Kim has been asking the City Councilors where is lives to please address the winter barriers

 Kim has reviewed the BFSK fourteen principles and has found that  thirteen of the fourteen principles reflect his personal barriers;

  1. The Act SETS A TIMELINE – I have been fighting this for 20 years.
  2. The Act APPLIES TO ALL – They will not consider an accessible parking spot in front of a residence as long as there is a street facing driveway, with no consideration of individual needs and accommodations.
  3. The Act SETS THE BAR – There is no bar to set when accommodations get blanket refusals.
  4. The Act REMOVES BARRIERS – The City’s snow removal policy goes far beyond a failure to remove barriers, and actually creates physical barriers.  But they refuse to address that fact.
  5. The Act CHAMPIONS BARRIER-FREE GOODS, SERVICES & FACILITIES – The city services are creating, not removing, barriers.  They could easily haul away the snow (actual snow removal) rather than just pushing it into parking lanes.  And who knows, it may stimulate the economy a little by creating some local jobs. 
  7. The Act CHARGES GOVERNMENT TO LEAD, EDUCATE, TRAIN, INFORM & REVIEW – The city parking department certainly need training on individual accommodation and on not trying to treat everyone the same even when doing so causes injuries to people with disabilities.  They clearly do not understand the concept of an individual accommodation and all of their statements are about treating everyone in the same way.
  8. The Act IS ENFORCEABLE – There appears to be no way to enforce the removal of this barrier as the city will not budge on their policy. 
  9. The Act IS MADE REAL THROUGH REGULATIONS – The city uses regulations as an excuse to not remove barriers, as that would mean someone is getting “special, privileged treatment” in their eyes.
  10. The Act ENSURES PUBLIC MONIES DO NOT CREATE OR PERPETUATE BARRIERS – Our tax money is being used to create barriers every time it snows.  These barriers affect everyone but are especially harmful to those with mobility disabilities. 

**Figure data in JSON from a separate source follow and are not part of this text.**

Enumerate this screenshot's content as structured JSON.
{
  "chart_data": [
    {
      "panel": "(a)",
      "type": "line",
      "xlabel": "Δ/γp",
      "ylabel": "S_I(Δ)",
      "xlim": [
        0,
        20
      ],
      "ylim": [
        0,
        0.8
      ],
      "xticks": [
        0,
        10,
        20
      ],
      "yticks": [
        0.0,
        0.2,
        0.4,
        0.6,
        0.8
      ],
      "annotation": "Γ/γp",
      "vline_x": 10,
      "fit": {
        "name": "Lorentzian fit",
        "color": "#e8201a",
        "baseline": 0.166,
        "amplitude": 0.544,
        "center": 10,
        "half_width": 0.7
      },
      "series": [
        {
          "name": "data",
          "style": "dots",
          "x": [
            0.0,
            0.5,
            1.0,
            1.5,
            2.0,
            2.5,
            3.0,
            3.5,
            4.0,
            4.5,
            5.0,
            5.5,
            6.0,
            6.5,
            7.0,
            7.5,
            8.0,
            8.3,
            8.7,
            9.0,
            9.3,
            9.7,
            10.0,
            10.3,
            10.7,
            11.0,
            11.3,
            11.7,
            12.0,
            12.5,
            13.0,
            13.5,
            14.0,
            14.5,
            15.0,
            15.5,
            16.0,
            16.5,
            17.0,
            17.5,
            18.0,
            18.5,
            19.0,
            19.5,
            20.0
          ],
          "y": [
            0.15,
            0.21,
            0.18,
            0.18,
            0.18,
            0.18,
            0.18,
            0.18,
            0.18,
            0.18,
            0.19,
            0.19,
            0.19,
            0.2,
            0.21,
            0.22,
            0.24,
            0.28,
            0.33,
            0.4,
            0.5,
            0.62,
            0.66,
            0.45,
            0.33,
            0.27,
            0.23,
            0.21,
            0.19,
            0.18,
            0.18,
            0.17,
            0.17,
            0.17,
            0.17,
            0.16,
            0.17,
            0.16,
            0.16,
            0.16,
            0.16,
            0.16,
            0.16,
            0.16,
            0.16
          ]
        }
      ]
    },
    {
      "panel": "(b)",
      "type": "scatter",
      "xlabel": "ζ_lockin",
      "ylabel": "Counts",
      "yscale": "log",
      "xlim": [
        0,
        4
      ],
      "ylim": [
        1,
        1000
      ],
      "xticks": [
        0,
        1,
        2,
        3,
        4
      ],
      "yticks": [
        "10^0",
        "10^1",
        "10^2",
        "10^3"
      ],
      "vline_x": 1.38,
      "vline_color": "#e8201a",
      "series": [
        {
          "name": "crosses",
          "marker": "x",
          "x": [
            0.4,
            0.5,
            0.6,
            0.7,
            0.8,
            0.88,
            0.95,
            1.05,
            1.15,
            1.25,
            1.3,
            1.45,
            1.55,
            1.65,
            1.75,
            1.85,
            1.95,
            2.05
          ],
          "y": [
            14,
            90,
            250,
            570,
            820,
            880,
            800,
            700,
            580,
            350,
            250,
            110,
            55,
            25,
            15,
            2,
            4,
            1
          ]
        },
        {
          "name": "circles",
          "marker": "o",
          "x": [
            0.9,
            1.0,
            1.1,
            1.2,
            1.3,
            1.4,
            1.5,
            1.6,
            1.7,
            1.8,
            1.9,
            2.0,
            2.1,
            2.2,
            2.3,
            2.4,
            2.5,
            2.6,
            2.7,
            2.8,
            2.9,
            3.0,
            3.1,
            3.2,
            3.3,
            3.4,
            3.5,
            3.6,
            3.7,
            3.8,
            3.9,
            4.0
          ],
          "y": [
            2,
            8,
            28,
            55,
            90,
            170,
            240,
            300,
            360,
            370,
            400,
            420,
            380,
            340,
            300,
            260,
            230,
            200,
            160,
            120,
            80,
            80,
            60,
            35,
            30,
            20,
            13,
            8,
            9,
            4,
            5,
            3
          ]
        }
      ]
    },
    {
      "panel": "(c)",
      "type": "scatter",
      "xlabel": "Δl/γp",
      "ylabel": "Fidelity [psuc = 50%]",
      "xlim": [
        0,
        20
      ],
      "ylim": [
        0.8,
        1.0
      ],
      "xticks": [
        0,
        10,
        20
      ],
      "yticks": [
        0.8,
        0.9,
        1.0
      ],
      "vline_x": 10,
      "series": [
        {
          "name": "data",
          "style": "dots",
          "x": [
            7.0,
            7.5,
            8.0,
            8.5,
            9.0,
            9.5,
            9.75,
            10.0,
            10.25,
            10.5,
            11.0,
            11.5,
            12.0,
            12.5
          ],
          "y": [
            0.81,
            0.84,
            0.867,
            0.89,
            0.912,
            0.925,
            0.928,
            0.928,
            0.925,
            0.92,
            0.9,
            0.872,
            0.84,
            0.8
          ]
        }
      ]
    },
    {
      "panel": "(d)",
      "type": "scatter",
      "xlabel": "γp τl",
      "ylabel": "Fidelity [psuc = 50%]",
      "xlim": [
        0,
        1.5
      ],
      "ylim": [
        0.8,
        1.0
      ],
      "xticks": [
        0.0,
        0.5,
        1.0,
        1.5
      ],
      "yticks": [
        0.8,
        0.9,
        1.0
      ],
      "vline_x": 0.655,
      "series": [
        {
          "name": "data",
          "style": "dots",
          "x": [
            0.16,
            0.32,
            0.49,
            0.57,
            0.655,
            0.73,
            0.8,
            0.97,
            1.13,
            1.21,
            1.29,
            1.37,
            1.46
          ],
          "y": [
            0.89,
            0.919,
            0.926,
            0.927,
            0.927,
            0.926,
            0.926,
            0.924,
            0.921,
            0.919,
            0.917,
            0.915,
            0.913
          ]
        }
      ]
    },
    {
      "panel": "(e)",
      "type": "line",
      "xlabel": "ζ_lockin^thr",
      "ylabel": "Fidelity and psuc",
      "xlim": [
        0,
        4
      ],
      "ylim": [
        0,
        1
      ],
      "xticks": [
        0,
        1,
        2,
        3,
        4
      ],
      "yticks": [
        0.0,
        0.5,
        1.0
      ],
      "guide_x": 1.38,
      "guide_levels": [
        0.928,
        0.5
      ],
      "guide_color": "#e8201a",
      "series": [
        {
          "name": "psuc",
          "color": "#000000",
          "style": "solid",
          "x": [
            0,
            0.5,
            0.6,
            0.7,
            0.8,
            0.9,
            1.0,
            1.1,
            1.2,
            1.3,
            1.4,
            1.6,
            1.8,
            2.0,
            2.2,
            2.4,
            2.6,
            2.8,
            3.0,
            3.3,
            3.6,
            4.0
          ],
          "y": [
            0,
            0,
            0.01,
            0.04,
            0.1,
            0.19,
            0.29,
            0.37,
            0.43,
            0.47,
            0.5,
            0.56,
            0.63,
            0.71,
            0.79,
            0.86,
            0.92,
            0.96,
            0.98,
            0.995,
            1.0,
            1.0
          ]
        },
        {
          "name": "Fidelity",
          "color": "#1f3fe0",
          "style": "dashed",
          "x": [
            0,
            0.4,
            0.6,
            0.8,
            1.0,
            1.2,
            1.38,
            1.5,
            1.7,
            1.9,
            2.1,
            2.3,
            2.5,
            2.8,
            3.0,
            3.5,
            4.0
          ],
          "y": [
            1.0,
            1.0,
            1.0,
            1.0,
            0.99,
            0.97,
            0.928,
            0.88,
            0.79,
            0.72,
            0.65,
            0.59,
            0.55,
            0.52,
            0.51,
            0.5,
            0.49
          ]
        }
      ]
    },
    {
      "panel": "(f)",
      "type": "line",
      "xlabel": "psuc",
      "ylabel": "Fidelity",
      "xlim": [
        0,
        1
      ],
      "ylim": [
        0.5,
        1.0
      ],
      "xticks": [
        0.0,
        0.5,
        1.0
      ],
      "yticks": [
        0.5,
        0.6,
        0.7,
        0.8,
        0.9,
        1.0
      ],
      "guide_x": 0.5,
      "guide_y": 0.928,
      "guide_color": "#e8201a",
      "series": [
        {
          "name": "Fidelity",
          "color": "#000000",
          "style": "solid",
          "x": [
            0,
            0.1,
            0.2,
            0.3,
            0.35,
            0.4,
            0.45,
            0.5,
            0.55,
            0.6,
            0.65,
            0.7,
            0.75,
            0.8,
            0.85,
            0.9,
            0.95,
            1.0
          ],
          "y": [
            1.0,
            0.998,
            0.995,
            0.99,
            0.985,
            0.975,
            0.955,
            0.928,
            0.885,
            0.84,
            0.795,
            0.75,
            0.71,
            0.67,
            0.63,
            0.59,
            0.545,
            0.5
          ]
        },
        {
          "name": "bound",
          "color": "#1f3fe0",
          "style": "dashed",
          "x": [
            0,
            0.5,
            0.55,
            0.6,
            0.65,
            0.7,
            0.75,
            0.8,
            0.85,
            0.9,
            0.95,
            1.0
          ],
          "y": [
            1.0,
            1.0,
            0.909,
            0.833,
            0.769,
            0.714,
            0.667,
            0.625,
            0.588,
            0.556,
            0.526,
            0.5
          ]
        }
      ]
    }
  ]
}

  11. The Act IS A LENS THROUGH WHICH TO VET LEGISLATION – They need legislation to force accommodation and to recognize the needs of individuals. 
  12. The Act SETS POLICY – The city has its own policy which apparently is set in stone as they will not even consider individual accommodation. 
  13. The Act HAS REAL FORCE & REAL EFFECT – Not that I have seen in this situation. 
  14. The Act HAS ONE COMMON DEFINITION FOR DISABILITY – The City will not consider or recognize the needs of people with disabilities regardless of the nature of those disabilities.  To them able bodied and disabled people should all be treated equally with no consideration for the challenges created by their actions, for those with disabilities.